El hallazgo más revelador de todo este análisis, sin embargo, no está en los estudiantes: está en el contraste entre sus proyectos y la agenda de quienes conducen las escuelas. Consultados sobre sus planes al terminar el secundario, el 80,7% de los estudiantes salteños quiere seguir estudiando, el 54,8% quiere trabajar, el 45,9% piensa en otras actividades como viajar o el deporte, el 29,4% en emprender algo propio y el 25,9% en capacitarse laboralmente. Son respuestas múltiples, de una generación que no concibe su futuro como una sola vía sino como varias en paralelo: estudiar y trabajar y emprender. Es exactamente el perfil de trayectoria que exige el mundo del trabajo que viene, atravesado por la inteligencia artificial y la automatización.
¿Y qué hacen mientras tanto quienes dirigen las escuelas? Casi el 70% en tareas administrativas, el 63,3% en cuestiones de convivencia escolar —un indicador, a su modo, de los desafíos de conducta, convivencia e inclusión que atraviesan las aulas— y recién en tercer y cuarto lugar aparecen las tareas pedagógicas (50,4%) y de planificación institucional (48%). La conducción escolar está, literalmente, mirando para otro lado: no porque no quiera, sino porque la matriz de gestión la absorbe en lo urgente y le deja poco tiempo para lo importante.
Un dato adicional, tan curioso como preocupante. El Reporte Aprender 2022 —la última devolución de resultados a nivel secundario— fue consultado por prácticamente todos los directivos; el 99,6% asegura que contribuyó a mejorar sus prácticas pedagógicas. Todo indica un sistema que lee sus evaluaciones y actúa en consecuencia. Pero si esto ocurre edición tras edición desde hace una década, y los resultados de Matemática no solo no mejoraron, sino que empeoraron, cabe una pregunta que ninguna consultora dejaría pasar: ¿se mide el impacto real de esas acciones, o se confunde el cumplimiento del proceso - leer el informe, hacer la jornada, firmar el acuerdo - con la mejora efectiva del aprendizaje?

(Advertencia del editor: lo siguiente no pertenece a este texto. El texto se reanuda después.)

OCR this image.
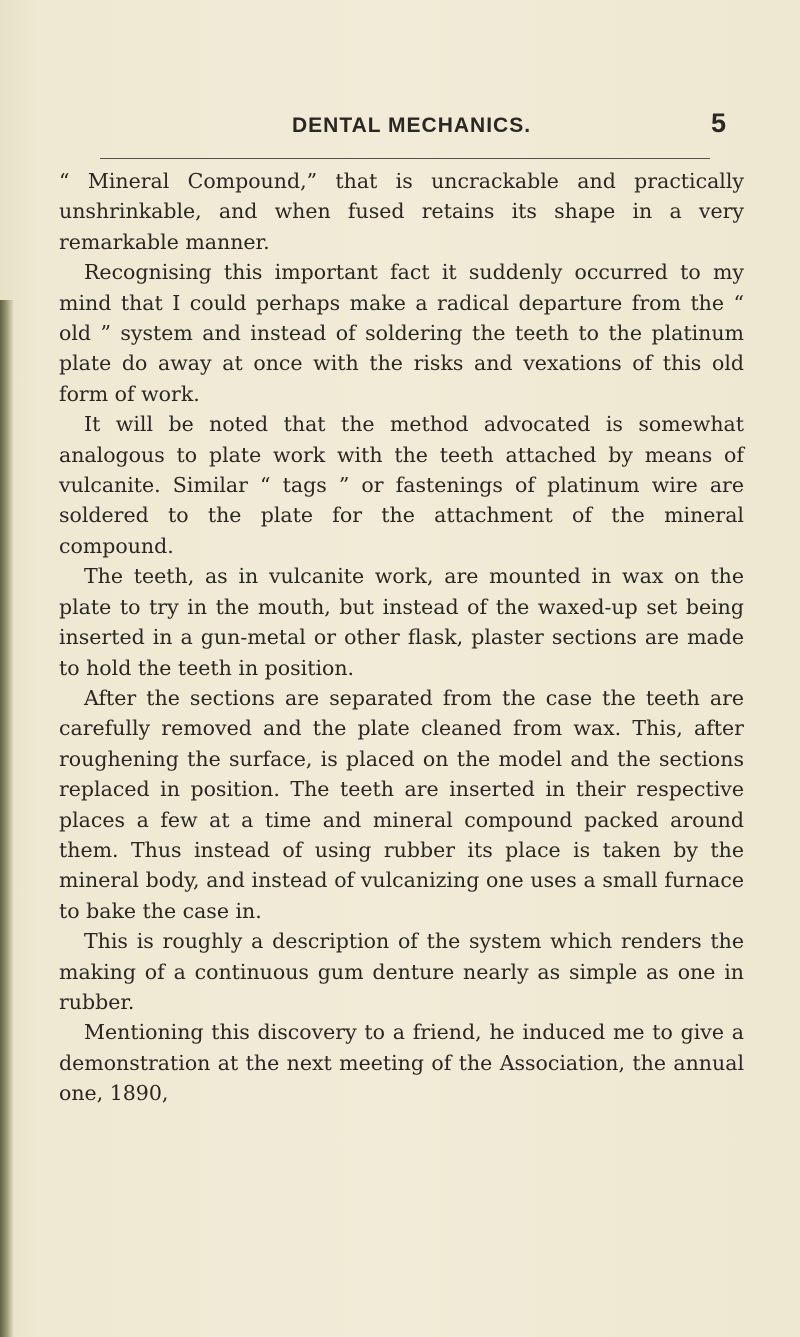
DENTAL MECHANICS.	5

“ Mineral Compound,” that is uncrackable and practically unshrinkable, and when fused retains its shape in a very remarkable manner.

Recognising this important fact it suddenly occurred to my mind that I could perhaps make a radical departure from the “ old ” system and instead of soldering the teeth to the platinum plate do away at once with the risks and vexations of this old form of work.

It will be noted that the method advocated is somewhat analogous to plate work with the teeth attached by means of vulcanite. Similar “ tags ” or fastenings of platinum wire are soldered to the plate for the attachment of the mineral compound.

The teeth, as in vulcanite work, are mounted in wax on the plate to try in the mouth, but instead of the waxed-up set being inserted in a gun-metal or other flask, plaster sections are made to hold the teeth in position.

After the sections are separated from the case the teeth are carefully removed and the plate cleaned from wax. This, after roughening the surface, is placed on the model and the sections replaced in position. The teeth are inserted in their respective places a few at a time and mineral compound packed around them. Thus instead of using rubber its place is taken by the mineral body, and instead of vulcanizing one uses a small furnace to bake the case in.

This is roughly a description of the system which renders the making of a continuous gum denture nearly as simple as one in rubber.

Mentioning this discovery to a friend, he induced me to give a demonstration at the next meeting of the Association, the annual one, 1890,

La respuesta aparece, sin proponérselo, en una de las últimas preguntas de la encuesta a directivos: cuando se les consulta en qué áreas les gustaría recibir más formación, las respuestas más elegidas son convivencia escolar, educación inclusiva, gestión de proyectos y liderazgo. La enseñanza de contenidos disciplinares, que explicaría por qué siete de cada diez chicos no logran un nivel satisfactorio en Matemáticas, ni siquiera aparece entre las prioridades.
La conclusión que importa
Tenemos una cohorte que pierde a casi la mitad de sus integrantes en el camino; un desempeño en Matemática que empeoró en la última década tanto en Salta como en el país; una infraestructura tecnológica sin excusas de conectividad pero que no se traduce en nuevas prácticas de enseñanza; estudiantes que leen, juegan y se proyectan en clave digital y multitarea; y una conducción escolar que, pese a tomarse en serio cada evaluación, sigue absorbida por lo administrativo y no logra poner el aprendizaje en el centro de su propia agenda de formación.
La secundaria salteña no necesita otro diagnóstico. Necesita decidir, con la misma disciplina con que se leen estos números, dónde va a poner el foco en los próximos diez años: si en seguir administrando la crisis o en enseñar mejor lo poco que hoy garantiza que un chico llegue a 5° año sabiendo lo que tiene que saber. Los datos ya están. Lo que falta es la decisión de mirarlos de frente.